For the Fairies
Since it’s the gardening season, I thought I would give you an idea of the best fairy garden plants to use if you want to attract fairies.
First of all, a happy, flourishing garden, created with fairies in mind, can definitely attract fairies to you. Your garden doesn’t have to be huge and labor intensive, it can be as small or as large as you want. For those who aren’t really into gardening, a few potted plants and maybe a little fountain on your patio or apartment balcony would be great. The main point to remember is that you are creating something special for the fairies.
Some Great Fairy Garden Plants
Here is a list of some plants that are known to attract fairies:
Lavender, Honeysuckle, Foxglove, Cowslip, Snapdragon, Jasmine, Rosemary, Lily of the Valley, Roses (especially the Fairy Rose), Coral Bells, Pansies, Primroses, Violets. Bluebells, Ferns, Sweet Pea, Mugwort, Pussy willow, White Sage, Gardenia, Lilies, Moonwort, Mullein, Cattails, Blackberry, Queen Anne’s Lace, and Bachelor’s Buttons. Any plant that you love would also work great.
In addition to the above, consider adding the plants below for the reasons listed:
Elderberry – These berries can be burned in a fire to invite the fae to gather. Fairies love Elderberry wine, and Elderberry will surely draw fairy visitors to you!
Thyme – Wearing Thyme (especially Wild Thyme) will increase one’s ability to see fairies. It can also be sprinkled on window sills and on your doorstep to invite the fae to visit.
Heather – Greatly loved by fairies – they are very passionate about it! It is also used to open a doorway between the two worlds.

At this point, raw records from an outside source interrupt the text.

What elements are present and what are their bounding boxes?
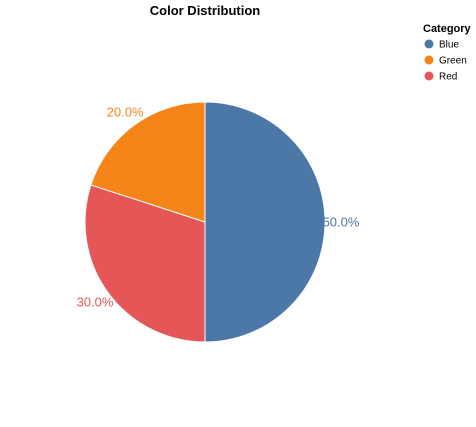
legend-swatch-red (424, 71, 434, 81)
chart-title: Color Distribution (150, 3, 261, 18)
legend-items: Blue Green Red (424, 39, 467, 83)
slice-label-blue: 50.0% (323, 215, 360, 230)
legend-title: Category (423, 23, 472, 35)
pie-slice-blue (204, 101, 326, 343)
slice-label-red: 30.0% (77, 294, 114, 309)
pie-slice-green (90, 101, 206, 223)
legend: Category Blue Green Red (423, 23, 472, 83)
legend-label-blue: Blue (439, 40, 459, 51)
pie-slices (84, 101, 326, 343)
legend-label-green: Green (439, 56, 467, 67)
slice-label-green: 20.0% (107, 105, 144, 120)
legend-label-red: Red (439, 72, 457, 83)
pie-slice-labels: 50.0% 30.0% 20.0% (77, 105, 360, 310)
pie-slice-red (84, 184, 206, 343)
legend-swatch-green (424, 55, 434, 65)
legend-swatch-blue (424, 39, 434, 49)
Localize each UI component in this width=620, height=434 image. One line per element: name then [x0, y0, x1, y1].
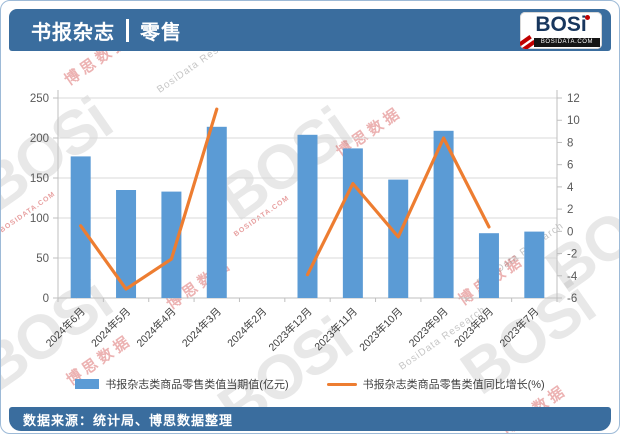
bar	[161, 191, 182, 298]
data-source-text: 数据来源：统计局、博思数据整理	[23, 412, 234, 428]
bar-series-swatch	[75, 379, 100, 389]
bar	[297, 134, 318, 298]
legend-item-bar-series: 书报杂志类商品零售类值当期值(亿元)	[75, 376, 289, 392]
bar	[388, 179, 409, 298]
right-axis-tick-label: 6	[567, 160, 573, 172]
header-bar: 书报杂志 零售 BOSi BOSIDATA.COM	[9, 9, 611, 51]
bosi-logo-text: BOSi	[535, 13, 587, 36]
bar	[206, 126, 227, 298]
x-category-label: 2023年11月	[312, 305, 360, 353]
x-category-label: 2024年4月	[134, 305, 179, 350]
x-category-label: 2024年2月	[225, 305, 270, 350]
title-channel: 零售	[140, 21, 182, 44]
bosi-logo-site: BOSIDATA.COM	[534, 38, 600, 47]
right-axis-tick-label: 10	[567, 115, 580, 127]
legend-item-line-series: 书报杂志类商品零售类值同比增长(%)	[326, 376, 545, 392]
line-series-swatch	[326, 382, 357, 386]
title-category: 书报杂志	[31, 21, 115, 44]
right-axis-tick-label: 8	[567, 137, 573, 149]
bar	[116, 190, 137, 298]
bosi-logo-dot-icon	[585, 15, 590, 20]
page-title: 书报杂志 零售	[9, 16, 182, 45]
right-axis-tick-label: 2	[567, 204, 573, 216]
bar	[478, 233, 499, 298]
x-category-label: 2023年9月	[406, 305, 451, 350]
x-category-label: 2023年8月	[451, 305, 496, 350]
right-axis-tick-label: 4	[567, 182, 574, 194]
x-category-label: 2024年3月	[179, 305, 224, 350]
bar	[433, 130, 454, 298]
line-series-label: 书报杂志类商品零售类值同比增长(%)	[362, 379, 545, 391]
bosi-logo: BOSi BOSIDATA.COM	[520, 12, 602, 49]
chart-legend: 书报杂志类商品零售类值当期值(亿元) 书报杂志类商品零售类值同比增长(%)	[1, 375, 619, 393]
line-series	[305, 136, 491, 277]
left-axis-tick-label: 0	[43, 293, 49, 305]
right-axis-tick-label: 0	[567, 226, 573, 238]
left-axis-tick-label: 50	[36, 253, 49, 265]
right-axis-tick-label: 12	[567, 93, 580, 105]
left-axis-tick-label: 200	[30, 133, 49, 145]
right-axis-tick-label: -6	[567, 293, 577, 305]
x-category-label: 2023年7月	[497, 305, 542, 350]
bar-series-label: 书报杂志类商品零售类值当期值(亿元)	[105, 379, 289, 391]
right-axis-tick-label: -4	[567, 271, 578, 283]
right-axis-tick-label: -2	[567, 249, 577, 261]
title-divider	[126, 18, 129, 42]
left-axis-tick-label: 150	[30, 173, 49, 185]
bar	[342, 148, 363, 298]
bar	[524, 231, 545, 298]
x-category-label: 2023年10月	[357, 305, 406, 354]
left-axis-tick-label: 250	[30, 93, 49, 105]
x-category-label: 2023年12月	[266, 305, 315, 354]
left-axis-tick-label: 100	[30, 213, 49, 225]
x-category-label: 2024年5月	[88, 305, 133, 350]
x-category-label: 2024年6月	[43, 305, 88, 350]
line-series	[79, 107, 219, 291]
footer-bar: 数据来源：统计局、博思数据整理	[9, 407, 611, 431]
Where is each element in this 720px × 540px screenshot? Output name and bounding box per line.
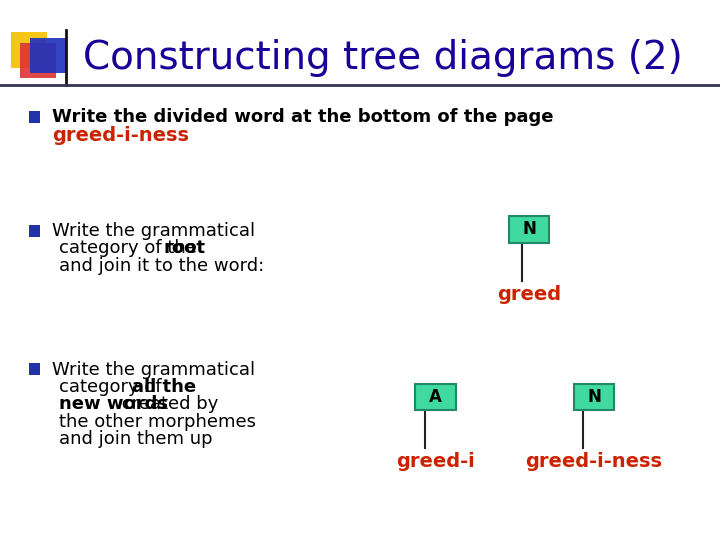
Text: the other morphemes: the other morphemes	[59, 413, 256, 431]
Text: N: N	[522, 220, 536, 239]
Text: created by: created by	[116, 395, 218, 414]
Text: category of: category of	[59, 378, 168, 396]
Text: and join them up: and join them up	[59, 430, 212, 448]
FancyBboxPatch shape	[574, 384, 614, 410]
Text: all the: all the	[132, 378, 197, 396]
Text: new words: new words	[59, 395, 168, 414]
FancyBboxPatch shape	[29, 111, 40, 123]
FancyBboxPatch shape	[29, 225, 40, 237]
Text: greed: greed	[497, 285, 562, 304]
FancyBboxPatch shape	[30, 38, 66, 73]
Text: Write the grammatical: Write the grammatical	[52, 222, 255, 240]
FancyBboxPatch shape	[415, 384, 456, 410]
Text: N: N	[587, 388, 601, 406]
FancyBboxPatch shape	[20, 43, 56, 78]
Text: Write the grammatical: Write the grammatical	[52, 361, 255, 379]
Text: greed-i: greed-i	[396, 452, 475, 471]
Text: category of the: category of the	[59, 239, 202, 258]
Text: A: A	[429, 388, 442, 406]
Text: Constructing tree diagrams (2): Constructing tree diagrams (2)	[83, 39, 683, 77]
Text: Write the divided word at the bottom of the page: Write the divided word at the bottom of …	[52, 108, 554, 126]
FancyBboxPatch shape	[11, 32, 47, 68]
Text: greed-i-ness: greed-i-ness	[526, 452, 662, 471]
Text: root: root	[163, 239, 205, 258]
FancyBboxPatch shape	[29, 363, 40, 375]
FancyBboxPatch shape	[509, 217, 549, 242]
Text: and join it to the word:: and join it to the word:	[59, 256, 264, 275]
Text: greed-i-ness: greed-i-ness	[52, 126, 189, 145]
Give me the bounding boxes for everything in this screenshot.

Clover -This plant is very sacred to the fae, and any type of clover will attract them.
Some Trees to Consider
For me, trees and the dryads that inhabit them are always an essential ingredient to any magical, fairy environment. In our backyard, we have a powerful grouping of trees that include Oak, Ash, Mulberry, Black Walnut and Maple. Not everyone lives where they can have trees but if you do, see the list below.
Some trees to consider adding to your garden area:
Rowan – Known as the Goddess Tree, rowan protects the home or buildings where it grows and also protects against troublesome fairies.
Oak, Ash, & Hawthorn – Legend suggests that “faery folks are in the oaks,” and the fae love to dance around this tree. Also, where there is an oak, ash, and thorn (Hawthorn) together, it creates a sacred space which makes it easier to see the fae.
Mulberry – Connected to the faery Goddess Danu, mulberry is a tree of protection and strength.
Elder – This tree is under the protection of the Elder Mother who protects fairies from dark energies and spirits. Because of this, it is a refuge for fairies and will attract them.
Hazel – This is a very magical tree that has been used to summon fairies.
Lilac – The sweet scent of lilac is said to draw pixies to your garden.
Other Things You Can Do
Consider leaving a small area wild for the fae – they love that.
Again, this is not essential but setting an area aside that can remain wild and undisturbed will attract the fae and earn you some of their respect and appreciation. Anything that lets the fae know you support wildlife and nature is bound to make them take a closer look and show them you understand and value the same things they do.
Other garden attractors:
*A water feature in your garden such as a birdbath, wishing well or pond
*A birdfeeder or any other means of supporting wildlife and nature.
*Glass globes or gazing ball,
*Bells or chimes,
*The Fairy Star on a flag or sign
*Because fairies are connected to “in between” places, consider adding an archway or gateway or a fairy door, etc.
*An outdoor fairy house
*A “Good Faeries Welcome Here” Sign or Banner
*Use plenty of rocks for decoration and borders and add some crystals or other personal treasures.
*Tie some ribbons to some of your bush or tree branches in bright colors – it works wonders!
*Add shiny objects to your garden such as silver to attract the fae
Hopefully, I have given you some ideas without overwhelming you with too many choices. It might work best to start small and choose things that truly resonate with you, growing your garden over time.